Torchwood is one of those series that probably would have never seen the light of day on American television. But the BBC has managed to create a thoughtful, challenging series that forces viewers to consider sometimes questionable or morally reprehensible acts in the context of science fiction. Since spinning off from the rebooted Doctor Who franchise, Torchwood has survived two seasons and has now come out with the Children of Earth mini-season.
To provide a bit of background, Torchwood deals primarily with extraterrestrial incidents in the U.K. An organization known as the Torchwood Institute investigates ET activity and tries to find alien technologies to use itself to further investigate incidents and protect the Earth.
This is not like the original Doctor Who series nor the rebooted version. Torchwood is more extreme in many ways than any other science fiction I have ever seen. It brings in gay relationships, nudity, violence, and some of the most brilliant, challenging stories ever brought to sci-fi television.
By the time of this mini-season, the cast has changed slightly through attrition. Characters die in Torchwood somewhat regularly, including at the end of season two. So when Children of Earth begins, we're left with Captain Jack Harkness (John Barrowman), Gwen Cooper (Eve Myles), and Ianto Jones (Gareth David-Lloyd) as our Torchwood team. I would highly recommend that you find the seasons one and two to catch up on what's happened so far prior to seeing this, but it's not essential viewing in order to understand and enjoy the mini-season.
At the beginning of Children of Earth, children around the world suddenly stop where they are and begin screaming. A few moments later, they go back to normal like nothing had happened, with no memory of the event. This action repeats itself several times until all the children chant "We are coming."

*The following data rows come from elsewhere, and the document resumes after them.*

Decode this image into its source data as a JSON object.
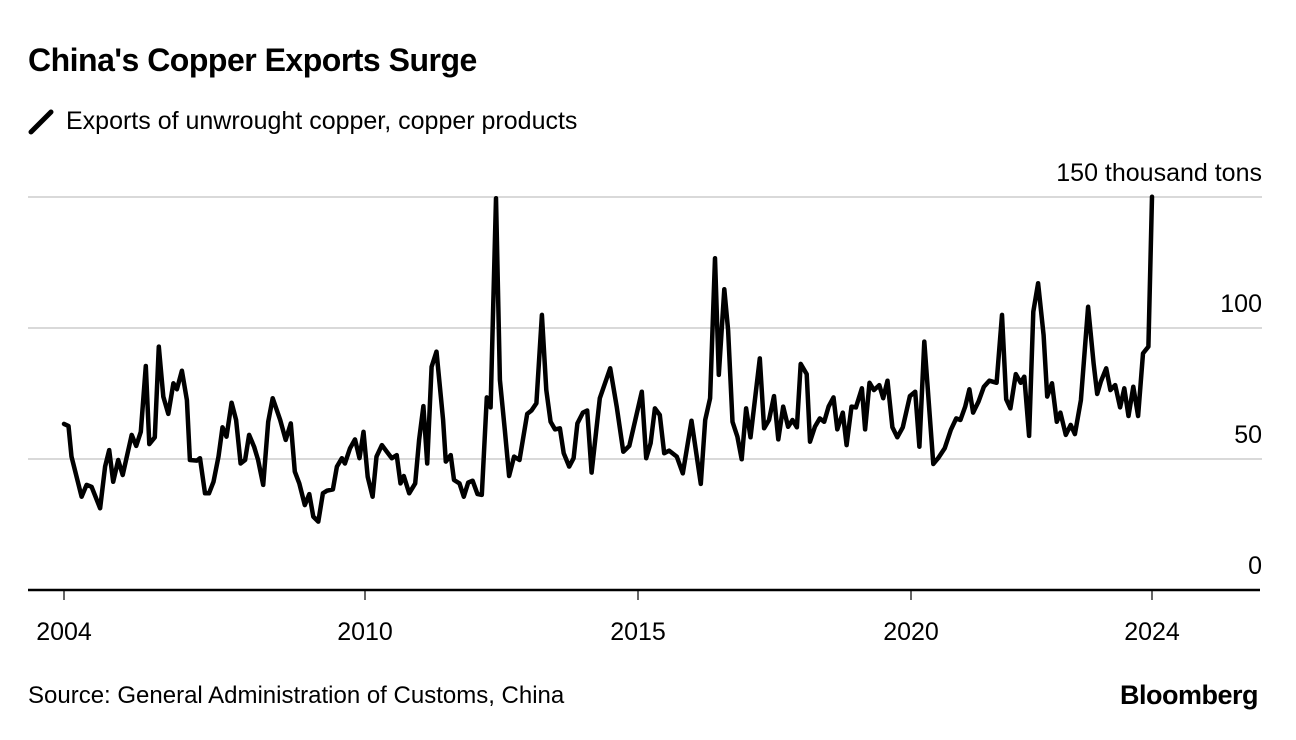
{
  "title": "China's Copper Exports Surge",
  "legend": {
    "label": "Exports of unwrought copper, copper products",
    "icon": "line-slash-icon"
  },
  "source": "Source: General Administration of Customs, China",
  "brand": "Bloomberg",
  "colors": {
    "line": "#000000",
    "grid": "#d9d9d9",
    "text": "#000000"
  },
  "chart_data": {
    "type": "line",
    "title": "China's Copper Exports Surge",
    "ylabel": "150 thousand tons",
    "ylim": [
      0,
      150
    ],
    "yticks": [
      0,
      50,
      100,
      150
    ],
    "ytick_labels": [
      "0",
      "50",
      "100",
      "150 thousand tons"
    ],
    "xticks": [
      2004,
      2010,
      2015,
      2020,
      2024
    ],
    "xtick_labels": [
      "2004",
      "2010",
      "2015",
      "2020",
      "2024"
    ],
    "grid": true,
    "series": [
      {
        "name": "Exports of unwrought copper, copper products",
        "points": [
          [
            2004.0,
            63.4
          ],
          [
            2004.09,
            62.6
          ],
          [
            2004.15,
            50.9
          ],
          [
            2004.35,
            35.6
          ],
          [
            2004.45,
            40.1
          ],
          [
            2004.55,
            39.4
          ],
          [
            2004.72,
            31.2
          ],
          [
            2004.82,
            47.1
          ],
          [
            2004.9,
            53.4
          ],
          [
            2004.98,
            41.3
          ],
          [
            2005.08,
            49.6
          ],
          [
            2005.17,
            43.9
          ],
          [
            2005.35,
            59.2
          ],
          [
            2005.44,
            55.0
          ],
          [
            2005.53,
            60.4
          ],
          [
            2005.63,
            85.5
          ],
          [
            2005.7,
            55.7
          ],
          [
            2005.81,
            58.3
          ],
          [
            2005.89,
            92.9
          ],
          [
            2005.98,
            73.8
          ],
          [
            2006.08,
            67.2
          ],
          [
            2006.18,
            78.9
          ],
          [
            2006.25,
            76.6
          ],
          [
            2006.35,
            83.7
          ],
          [
            2006.45,
            72.5
          ],
          [
            2006.51,
            49.6
          ],
          [
            2006.65,
            49.4
          ],
          [
            2006.71,
            50.3
          ],
          [
            2006.81,
            36.9
          ],
          [
            2006.89,
            36.9
          ],
          [
            2006.98,
            41.3
          ],
          [
            2007.08,
            50.9
          ],
          [
            2007.16,
            62.1
          ],
          [
            2007.24,
            58.5
          ],
          [
            2007.34,
            71.5
          ],
          [
            2007.43,
            64.9
          ],
          [
            2007.52,
            48.3
          ],
          [
            2007.61,
            49.6
          ],
          [
            2007.69,
            59.2
          ],
          [
            2007.79,
            54.7
          ],
          [
            2007.87,
            49.6
          ],
          [
            2007.97,
            40.1
          ],
          [
            2008.07,
            64.2
          ],
          [
            2008.16,
            73.2
          ],
          [
            2008.31,
            64.9
          ],
          [
            2008.42,
            57.3
          ],
          [
            2008.52,
            63.6
          ],
          [
            2008.6,
            45.2
          ],
          [
            2008.69,
            40.7
          ],
          [
            2008.8,
            32.4
          ],
          [
            2008.89,
            36.6
          ],
          [
            2008.97,
            28.0
          ],
          [
            2009.07,
            26.1
          ],
          [
            2009.16,
            36.9
          ],
          [
            2009.24,
            37.9
          ],
          [
            2009.36,
            38.4
          ],
          [
            2009.44,
            47.1
          ],
          [
            2009.54,
            50.3
          ],
          [
            2009.6,
            48.3
          ],
          [
            2009.7,
            54.1
          ],
          [
            2009.8,
            57.5
          ],
          [
            2009.89,
            50.3
          ],
          [
            2009.97,
            60.4
          ],
          [
            2010.05,
            43.2
          ],
          [
            2010.14,
            35.6
          ],
          [
            2010.21,
            50.9
          ],
          [
            2010.31,
            55.3
          ],
          [
            2010.4,
            52.8
          ],
          [
            2010.49,
            50.3
          ],
          [
            2010.58,
            51.5
          ],
          [
            2010.65,
            40.7
          ],
          [
            2010.71,
            43.5
          ],
          [
            2010.81,
            36.9
          ],
          [
            2010.92,
            40.7
          ],
          [
            2010.99,
            57.3
          ],
          [
            2011.07,
            70.2
          ],
          [
            2011.14,
            48.3
          ],
          [
            2011.22,
            85.2
          ],
          [
            2011.31,
            91.0
          ],
          [
            2011.43,
            64.9
          ],
          [
            2011.48,
            49.0
          ],
          [
            2011.57,
            51.5
          ],
          [
            2011.63,
            42.0
          ],
          [
            2011.73,
            40.7
          ],
          [
            2011.81,
            35.6
          ],
          [
            2011.89,
            41.0
          ],
          [
            2011.97,
            41.7
          ],
          [
            2012.06,
            36.6
          ],
          [
            2012.14,
            36.3
          ],
          [
            2012.23,
            73.5
          ],
          [
            2012.3,
            69.7
          ],
          [
            2012.4,
            149.5
          ],
          [
            2012.47,
            80.2
          ],
          [
            2012.56,
            61.1
          ],
          [
            2012.64,
            43.5
          ],
          [
            2012.73,
            50.9
          ],
          [
            2012.83,
            49.6
          ],
          [
            2012.97,
            67.2
          ],
          [
            2013.05,
            68.5
          ],
          [
            2013.14,
            71.3
          ],
          [
            2013.24,
            105.0
          ],
          [
            2013.32,
            76.3
          ],
          [
            2013.4,
            64.2
          ],
          [
            2013.48,
            61.3
          ],
          [
            2013.57,
            61.7
          ],
          [
            2013.64,
            52.2
          ],
          [
            2013.74,
            47.1
          ],
          [
            2013.82,
            50.3
          ],
          [
            2013.89,
            63.6
          ],
          [
            2013.99,
            67.7
          ],
          [
            2014.07,
            68.5
          ],
          [
            2014.15,
            44.8
          ],
          [
            2014.3,
            73.2
          ],
          [
            2014.49,
            84.6
          ],
          [
            2014.61,
            70.0
          ],
          [
            2014.73,
            52.8
          ],
          [
            2014.84,
            55.0
          ],
          [
            2014.95,
            64.9
          ],
          [
            2015.07,
            75.7
          ],
          [
            2015.15,
            50.3
          ],
          [
            2015.23,
            56.0
          ],
          [
            2015.31,
            69.3
          ],
          [
            2015.4,
            66.8
          ],
          [
            2015.48,
            52.2
          ],
          [
            2015.57,
            53.2
          ],
          [
            2015.71,
            50.9
          ],
          [
            2015.82,
            44.5
          ],
          [
            2015.98,
            64.6
          ],
          [
            2016.15,
            40.5
          ],
          [
            2016.23,
            64.9
          ],
          [
            2016.32,
            73.2
          ],
          [
            2016.41,
            126.6
          ],
          [
            2016.48,
            82.1
          ],
          [
            2016.58,
            114.8
          ],
          [
            2016.65,
            99.2
          ],
          [
            2016.73,
            64.2
          ],
          [
            2016.82,
            58.5
          ],
          [
            2016.9,
            49.9
          ],
          [
            2016.98,
            69.3
          ],
          [
            2017.06,
            58.3
          ],
          [
            2017.23,
            88.4
          ],
          [
            2017.31,
            61.7
          ],
          [
            2017.4,
            64.9
          ],
          [
            2017.49,
            74.0
          ],
          [
            2017.57,
            57.5
          ],
          [
            2017.66,
            70.0
          ],
          [
            2017.75,
            62.3
          ],
          [
            2017.83,
            64.9
          ],
          [
            2017.91,
            62.1
          ],
          [
            2017.98,
            86.3
          ],
          [
            2018.09,
            82.4
          ],
          [
            2018.15,
            56.6
          ],
          [
            2018.24,
            62.3
          ],
          [
            2018.33,
            65.5
          ],
          [
            2018.41,
            64.2
          ],
          [
            2018.49,
            70.0
          ],
          [
            2018.58,
            73.5
          ],
          [
            2018.65,
            61.3
          ],
          [
            2018.75,
            67.7
          ],
          [
            2018.82,
            55.3
          ],
          [
            2018.91,
            70.0
          ],
          [
            2018.99,
            69.7
          ],
          [
            2019.1,
            77.0
          ],
          [
            2019.16,
            61.3
          ],
          [
            2019.24,
            79.1
          ],
          [
            2019.32,
            76.3
          ],
          [
            2019.42,
            78.2
          ],
          [
            2019.49,
            73.2
          ],
          [
            2019.57,
            79.9
          ],
          [
            2019.66,
            62.1
          ],
          [
            2019.75,
            58.3
          ],
          [
            2019.85,
            62.1
          ],
          [
            2019.98,
            74.0
          ],
          [
            2020.07,
            75.7
          ],
          [
            2020.14,
            54.7
          ],
          [
            2020.22,
            94.8
          ],
          [
            2020.37,
            48.1
          ],
          [
            2020.45,
            50.3
          ],
          [
            2020.56,
            54.1
          ],
          [
            2020.66,
            61.1
          ],
          [
            2020.75,
            65.5
          ],
          [
            2020.82,
            64.9
          ],
          [
            2020.9,
            70.0
          ],
          [
            2020.97,
            76.6
          ],
          [
            2021.03,
            67.7
          ],
          [
            2021.12,
            71.9
          ],
          [
            2021.21,
            77.6
          ],
          [
            2021.3,
            79.9
          ],
          [
            2021.42,
            79.1
          ],
          [
            2021.51,
            105.0
          ],
          [
            2021.58,
            72.8
          ],
          [
            2021.65,
            69.3
          ],
          [
            2021.74,
            82.4
          ],
          [
            2021.82,
            79.1
          ],
          [
            2021.88,
            81.4
          ],
          [
            2021.96,
            58.8
          ],
          [
            2022.03,
            106.2
          ],
          [
            2022.11,
            117.1
          ],
          [
            2022.2,
            97.3
          ],
          [
            2022.26,
            73.8
          ],
          [
            2022.34,
            78.9
          ],
          [
            2022.42,
            64.2
          ],
          [
            2022.48,
            67.7
          ],
          [
            2022.57,
            59.2
          ],
          [
            2022.65,
            63.0
          ],
          [
            2022.72,
            59.5
          ],
          [
            2022.82,
            72.5
          ],
          [
            2022.94,
            108.1
          ],
          [
            2023.03,
            86.5
          ],
          [
            2023.09,
            74.8
          ],
          [
            2023.15,
            79.5
          ],
          [
            2023.24,
            84.6
          ],
          [
            2023.31,
            76.3
          ],
          [
            2023.39,
            78.2
          ],
          [
            2023.47,
            69.7
          ],
          [
            2023.54,
            77.0
          ],
          [
            2023.61,
            66.4
          ],
          [
            2023.69,
            77.6
          ],
          [
            2023.77,
            66.4
          ],
          [
            2023.85,
            90.3
          ],
          [
            2023.94,
            92.9
          ],
          [
            2024.0,
            150.1
          ]
        ]
      }
    ]
  }
}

This is an alien invasion story, but not one like we've seen before. Without spoiling the surprise, I'll say that the sins of the past come back to haunt a number of people. What blew me away was how shocking, yet realistic, the behavior of the individuals in positions of power seem to be. These are men and women in the highest echelons of government and the military who are making impossibly difficult moral choices.